Except for a suppression of ventricular and supraventricular extrastole, this hope was not realized.  As you know, the heart action regulation system is musculature in nature, which consists of a different type of metabolism, the direct oxygen or 'pentose pathway". The stimulatory regulation and ganglion tissue provide especially good protection against oxygen deficiency intrafetally and later. Orotic acid plays an essential role in the pentose pathway, and so appears to be the electrolyte transporter needed for that tissue. In view of that, it should not be surprising to learn that we were able to normalize apparently therapy-resistant tachyarrhythmia with auricle flutter, in three cases, with a dosage of 5g calcium tgl.
After this excursus, I would like to mention the immune-inhibiting effect (as already reported) . of calcium orotate on a succession of bradytrophic tssues.
It was first reported by WHITE towards the end of 1969, that calcium orotate showed an astounding curative effect on the Tietze syndrome. These reports were repeated over and over during 1970 and 1971, so that we were induced to try calcium orotate in three cases of stubborn Tietze syndrome. The effect of the calcium orotate was indeed surprising--all the details of the WHITE article were fully verified. Tietze syndrome, according to our information, is much more common in the US than here in Germany. According to WHITE, the syndrome is suppressed by very low doses--down to 1g/week, which we could verify. A dosage of 500mg/day is fully effective, it is highly significant that there is no effect whatsoever from calcium EAP, calcium-L dl aspartate (calciretard), calcium gluconate, calcium citrate, magnesium orotate, and K-Mg-aspartate, upon the Tietze syndrome.
On the basis of our knowledge of the effect of calcium orotate on the Tietze syndrome, we must conclude, that a favorable trophic effect on the cartilaginous intervertebral substance is the reason for the not infrequently spectacular improvement of the patient.

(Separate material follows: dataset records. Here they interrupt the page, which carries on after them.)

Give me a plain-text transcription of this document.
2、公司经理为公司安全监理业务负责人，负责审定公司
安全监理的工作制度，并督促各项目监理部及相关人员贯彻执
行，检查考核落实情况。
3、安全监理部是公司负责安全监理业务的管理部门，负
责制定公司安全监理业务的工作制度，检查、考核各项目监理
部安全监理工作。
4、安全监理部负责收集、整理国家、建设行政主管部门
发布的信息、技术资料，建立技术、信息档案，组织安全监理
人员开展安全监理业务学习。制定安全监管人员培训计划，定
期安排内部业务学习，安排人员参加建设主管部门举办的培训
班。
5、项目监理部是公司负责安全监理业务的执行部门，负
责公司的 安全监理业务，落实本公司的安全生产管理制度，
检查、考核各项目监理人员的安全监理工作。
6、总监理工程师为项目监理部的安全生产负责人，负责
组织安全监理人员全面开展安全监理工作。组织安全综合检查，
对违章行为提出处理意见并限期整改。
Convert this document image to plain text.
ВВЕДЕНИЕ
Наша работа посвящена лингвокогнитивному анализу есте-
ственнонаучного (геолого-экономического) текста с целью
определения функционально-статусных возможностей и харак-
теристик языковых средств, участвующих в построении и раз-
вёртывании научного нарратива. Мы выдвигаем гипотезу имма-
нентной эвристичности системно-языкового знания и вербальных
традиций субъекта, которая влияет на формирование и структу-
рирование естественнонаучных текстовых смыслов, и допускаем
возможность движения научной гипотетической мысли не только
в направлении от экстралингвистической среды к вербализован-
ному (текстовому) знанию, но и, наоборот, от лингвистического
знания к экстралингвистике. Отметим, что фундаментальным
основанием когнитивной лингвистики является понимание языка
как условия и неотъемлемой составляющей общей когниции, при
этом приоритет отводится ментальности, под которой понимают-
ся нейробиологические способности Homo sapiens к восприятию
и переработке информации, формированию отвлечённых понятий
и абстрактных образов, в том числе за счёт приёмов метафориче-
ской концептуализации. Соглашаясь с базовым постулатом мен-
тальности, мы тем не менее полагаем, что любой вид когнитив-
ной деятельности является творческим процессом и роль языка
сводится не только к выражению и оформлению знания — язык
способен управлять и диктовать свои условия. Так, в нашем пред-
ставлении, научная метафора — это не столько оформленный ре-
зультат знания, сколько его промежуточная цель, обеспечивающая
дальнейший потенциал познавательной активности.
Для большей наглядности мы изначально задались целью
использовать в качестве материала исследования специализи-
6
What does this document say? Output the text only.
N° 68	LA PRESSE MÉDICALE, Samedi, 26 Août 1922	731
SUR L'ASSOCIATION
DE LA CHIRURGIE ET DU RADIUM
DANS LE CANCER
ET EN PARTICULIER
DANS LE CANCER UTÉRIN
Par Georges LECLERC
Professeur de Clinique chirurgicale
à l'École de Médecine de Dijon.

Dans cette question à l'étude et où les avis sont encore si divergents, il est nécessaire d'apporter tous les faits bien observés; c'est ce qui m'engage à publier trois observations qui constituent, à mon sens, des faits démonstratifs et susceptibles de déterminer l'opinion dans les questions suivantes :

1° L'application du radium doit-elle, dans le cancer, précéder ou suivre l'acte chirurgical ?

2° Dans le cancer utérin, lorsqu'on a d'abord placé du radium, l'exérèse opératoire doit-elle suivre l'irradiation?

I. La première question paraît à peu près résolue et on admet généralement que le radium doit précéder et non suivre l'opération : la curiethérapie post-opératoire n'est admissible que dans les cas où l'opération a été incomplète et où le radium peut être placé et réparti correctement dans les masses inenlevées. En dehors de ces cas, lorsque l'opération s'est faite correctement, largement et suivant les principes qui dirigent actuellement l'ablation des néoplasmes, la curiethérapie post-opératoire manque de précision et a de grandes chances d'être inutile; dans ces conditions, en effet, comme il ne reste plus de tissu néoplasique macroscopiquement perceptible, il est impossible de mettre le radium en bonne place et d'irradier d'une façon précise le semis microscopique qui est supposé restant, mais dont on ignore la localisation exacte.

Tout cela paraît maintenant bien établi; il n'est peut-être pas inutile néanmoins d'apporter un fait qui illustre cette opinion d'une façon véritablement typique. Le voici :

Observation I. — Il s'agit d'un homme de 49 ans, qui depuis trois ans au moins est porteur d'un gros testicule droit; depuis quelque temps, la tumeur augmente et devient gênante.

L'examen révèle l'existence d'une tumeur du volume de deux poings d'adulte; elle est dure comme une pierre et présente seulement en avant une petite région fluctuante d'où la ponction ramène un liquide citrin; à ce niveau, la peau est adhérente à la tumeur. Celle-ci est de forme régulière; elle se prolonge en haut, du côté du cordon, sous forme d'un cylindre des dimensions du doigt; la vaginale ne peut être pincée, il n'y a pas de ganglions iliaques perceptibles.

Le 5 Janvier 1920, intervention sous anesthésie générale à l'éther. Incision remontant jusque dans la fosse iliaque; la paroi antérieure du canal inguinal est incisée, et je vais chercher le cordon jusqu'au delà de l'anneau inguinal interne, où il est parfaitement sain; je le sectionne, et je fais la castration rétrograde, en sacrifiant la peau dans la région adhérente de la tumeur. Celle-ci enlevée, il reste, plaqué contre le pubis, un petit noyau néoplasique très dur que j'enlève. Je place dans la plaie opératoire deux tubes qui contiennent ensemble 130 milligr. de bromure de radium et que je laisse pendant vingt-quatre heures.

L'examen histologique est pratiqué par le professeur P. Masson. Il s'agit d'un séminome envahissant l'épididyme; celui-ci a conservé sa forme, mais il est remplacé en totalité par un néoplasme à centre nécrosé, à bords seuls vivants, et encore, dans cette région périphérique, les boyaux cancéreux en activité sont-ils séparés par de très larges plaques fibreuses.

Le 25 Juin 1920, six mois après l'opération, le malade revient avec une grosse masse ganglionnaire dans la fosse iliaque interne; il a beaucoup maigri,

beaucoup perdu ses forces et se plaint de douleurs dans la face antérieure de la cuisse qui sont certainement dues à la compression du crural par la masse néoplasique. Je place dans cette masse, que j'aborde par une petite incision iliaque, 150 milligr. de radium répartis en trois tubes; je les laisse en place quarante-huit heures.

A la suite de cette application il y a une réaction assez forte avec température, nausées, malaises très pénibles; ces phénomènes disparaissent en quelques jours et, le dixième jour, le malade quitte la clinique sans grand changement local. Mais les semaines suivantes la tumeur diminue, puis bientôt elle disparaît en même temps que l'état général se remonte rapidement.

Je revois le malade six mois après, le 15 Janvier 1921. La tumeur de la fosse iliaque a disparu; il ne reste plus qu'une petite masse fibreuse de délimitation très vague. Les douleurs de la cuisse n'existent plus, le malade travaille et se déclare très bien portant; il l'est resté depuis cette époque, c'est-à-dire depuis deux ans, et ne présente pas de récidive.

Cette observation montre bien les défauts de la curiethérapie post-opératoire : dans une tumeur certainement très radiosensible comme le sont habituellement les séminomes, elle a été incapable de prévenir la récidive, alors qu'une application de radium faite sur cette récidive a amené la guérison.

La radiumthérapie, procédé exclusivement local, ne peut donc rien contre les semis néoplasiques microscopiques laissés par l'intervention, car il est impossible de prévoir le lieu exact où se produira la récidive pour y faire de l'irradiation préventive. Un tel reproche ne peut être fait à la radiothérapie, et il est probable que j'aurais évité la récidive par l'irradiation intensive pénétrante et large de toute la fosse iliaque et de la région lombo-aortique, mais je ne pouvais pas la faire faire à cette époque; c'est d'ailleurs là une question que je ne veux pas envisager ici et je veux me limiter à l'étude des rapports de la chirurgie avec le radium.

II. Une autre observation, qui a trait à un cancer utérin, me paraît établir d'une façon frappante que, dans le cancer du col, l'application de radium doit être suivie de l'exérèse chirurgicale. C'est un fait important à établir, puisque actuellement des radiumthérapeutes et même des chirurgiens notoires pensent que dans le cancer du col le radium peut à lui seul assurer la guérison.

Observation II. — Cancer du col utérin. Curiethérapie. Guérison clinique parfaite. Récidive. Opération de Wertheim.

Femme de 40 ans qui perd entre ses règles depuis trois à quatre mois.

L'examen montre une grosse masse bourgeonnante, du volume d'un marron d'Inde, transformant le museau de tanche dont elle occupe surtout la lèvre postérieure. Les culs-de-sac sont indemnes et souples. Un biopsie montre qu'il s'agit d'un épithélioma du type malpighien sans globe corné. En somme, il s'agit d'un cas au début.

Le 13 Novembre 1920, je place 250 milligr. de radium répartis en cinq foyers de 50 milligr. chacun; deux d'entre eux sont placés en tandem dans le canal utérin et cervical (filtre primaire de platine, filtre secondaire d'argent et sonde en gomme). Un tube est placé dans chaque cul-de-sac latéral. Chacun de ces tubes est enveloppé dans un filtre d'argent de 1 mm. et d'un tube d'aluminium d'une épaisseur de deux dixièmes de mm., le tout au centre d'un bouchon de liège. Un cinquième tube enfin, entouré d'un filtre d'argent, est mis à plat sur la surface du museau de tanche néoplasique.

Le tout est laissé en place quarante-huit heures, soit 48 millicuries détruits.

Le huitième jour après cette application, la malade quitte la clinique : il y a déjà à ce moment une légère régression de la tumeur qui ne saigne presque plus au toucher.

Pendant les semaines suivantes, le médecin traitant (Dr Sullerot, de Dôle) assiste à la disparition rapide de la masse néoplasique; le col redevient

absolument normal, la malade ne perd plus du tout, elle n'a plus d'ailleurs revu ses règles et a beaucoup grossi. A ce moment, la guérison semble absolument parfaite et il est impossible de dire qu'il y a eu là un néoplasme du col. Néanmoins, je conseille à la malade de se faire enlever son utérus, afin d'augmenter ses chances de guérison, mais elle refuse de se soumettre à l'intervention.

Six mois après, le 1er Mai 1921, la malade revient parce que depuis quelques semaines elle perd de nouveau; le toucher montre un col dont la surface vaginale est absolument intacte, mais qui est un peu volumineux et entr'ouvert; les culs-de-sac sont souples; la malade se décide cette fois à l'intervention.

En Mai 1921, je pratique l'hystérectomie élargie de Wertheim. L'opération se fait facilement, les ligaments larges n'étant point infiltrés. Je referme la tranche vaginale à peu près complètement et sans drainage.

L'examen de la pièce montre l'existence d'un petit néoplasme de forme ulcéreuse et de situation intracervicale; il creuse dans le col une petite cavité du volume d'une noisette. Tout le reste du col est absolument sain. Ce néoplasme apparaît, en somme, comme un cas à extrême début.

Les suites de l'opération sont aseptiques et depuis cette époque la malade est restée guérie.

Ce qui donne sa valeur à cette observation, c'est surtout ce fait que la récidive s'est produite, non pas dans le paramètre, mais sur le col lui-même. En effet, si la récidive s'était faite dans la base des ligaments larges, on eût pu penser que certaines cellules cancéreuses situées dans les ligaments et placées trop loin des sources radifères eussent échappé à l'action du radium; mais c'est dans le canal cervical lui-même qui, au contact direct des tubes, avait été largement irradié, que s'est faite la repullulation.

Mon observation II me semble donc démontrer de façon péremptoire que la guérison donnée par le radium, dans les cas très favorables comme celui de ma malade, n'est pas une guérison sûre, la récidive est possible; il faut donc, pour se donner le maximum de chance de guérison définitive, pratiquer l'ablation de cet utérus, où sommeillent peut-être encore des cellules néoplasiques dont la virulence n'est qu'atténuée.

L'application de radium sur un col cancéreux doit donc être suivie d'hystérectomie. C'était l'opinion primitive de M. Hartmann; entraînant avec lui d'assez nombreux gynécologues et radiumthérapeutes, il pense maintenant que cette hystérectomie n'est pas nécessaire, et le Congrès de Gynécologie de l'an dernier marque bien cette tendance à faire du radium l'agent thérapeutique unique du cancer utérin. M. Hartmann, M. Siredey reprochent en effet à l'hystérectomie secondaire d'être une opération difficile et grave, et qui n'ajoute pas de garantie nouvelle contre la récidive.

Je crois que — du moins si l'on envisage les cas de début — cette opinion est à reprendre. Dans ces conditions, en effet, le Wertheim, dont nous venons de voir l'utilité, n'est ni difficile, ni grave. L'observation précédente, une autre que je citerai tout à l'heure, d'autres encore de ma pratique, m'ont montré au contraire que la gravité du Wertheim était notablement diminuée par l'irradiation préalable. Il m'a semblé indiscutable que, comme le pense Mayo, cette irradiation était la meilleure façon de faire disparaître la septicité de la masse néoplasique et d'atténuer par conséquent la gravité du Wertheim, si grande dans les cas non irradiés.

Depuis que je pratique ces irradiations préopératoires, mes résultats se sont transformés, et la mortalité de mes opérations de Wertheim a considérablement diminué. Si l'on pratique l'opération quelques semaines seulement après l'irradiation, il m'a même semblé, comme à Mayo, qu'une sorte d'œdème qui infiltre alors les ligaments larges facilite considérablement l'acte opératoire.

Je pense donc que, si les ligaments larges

This fully specific effect of calcium orotate on cartilage, as evidenced by the Tietze syndrome experience, appears now to be of tremendous clinical significance. Unfortunately, we only learned this after the repeated reports of WHITE. While we were treating patients with spinal column syndrome and calcification damage, it had been apparent, for a long time, that the reported and verified improvement of their condition, must be attributed to more than simply an influence on the bone tissue. For example, we had five patients (f) and one patient (m) from 26 to 76 years, with symptoms of weakness and painful sensitivity in the wrists. In three cases, it could be observed only with an sphygmomanometer, and in three cases observation was not possible at all. In every case, the complaints disappeared with calcium orotate therapy. Upon the removal of the therapy, or when the dosage was insufficient (less than about 1.6g/ week) the complaints returned.
Especially puzzling are the findings for 18 patients from our files, in which there were severe dislocating alterations of the spinal column. Treated with calcium orotate, these patients became exceptionally free of complaints. Other medications - Butazonderivate, cortisone, indomethacin, physical therapy, gold medication - had failed. Even intensive treatment with calcium EAP, and calciretard along with calcim-sandoz and K-Mg-aspartate were ineffectual.
NOTE: The illustrations which are x-ray images are omitted here. They are in the original German manuscript however.
lllustration 2a, patient (f) H. Sch. 64 years
Severe complaint complex with LWS syndrome. Every imaginable therapeutic preventive measure taken to no avail.
Infusion treatment with calcium-L-dl aspartate (calciretard) plus calcium EAP for more than six months. Complete stationary immobilization for three months 1970/71 to no avail. The pain associated with the LWS syndrome had forced her almost to the point of complete immobility. About three to five weeks after starting calcium orotate therapy--an average of 3g/daily---the patient was complaint free and remained so for 16 months--practically normal movement and walking ability. In contrast to calcium orotate, other calcium transporters such as calcium EAP and calciretard were fully ineffective. Is the improvement to be sought in a structurally favorable influence of the intervertebral tissue?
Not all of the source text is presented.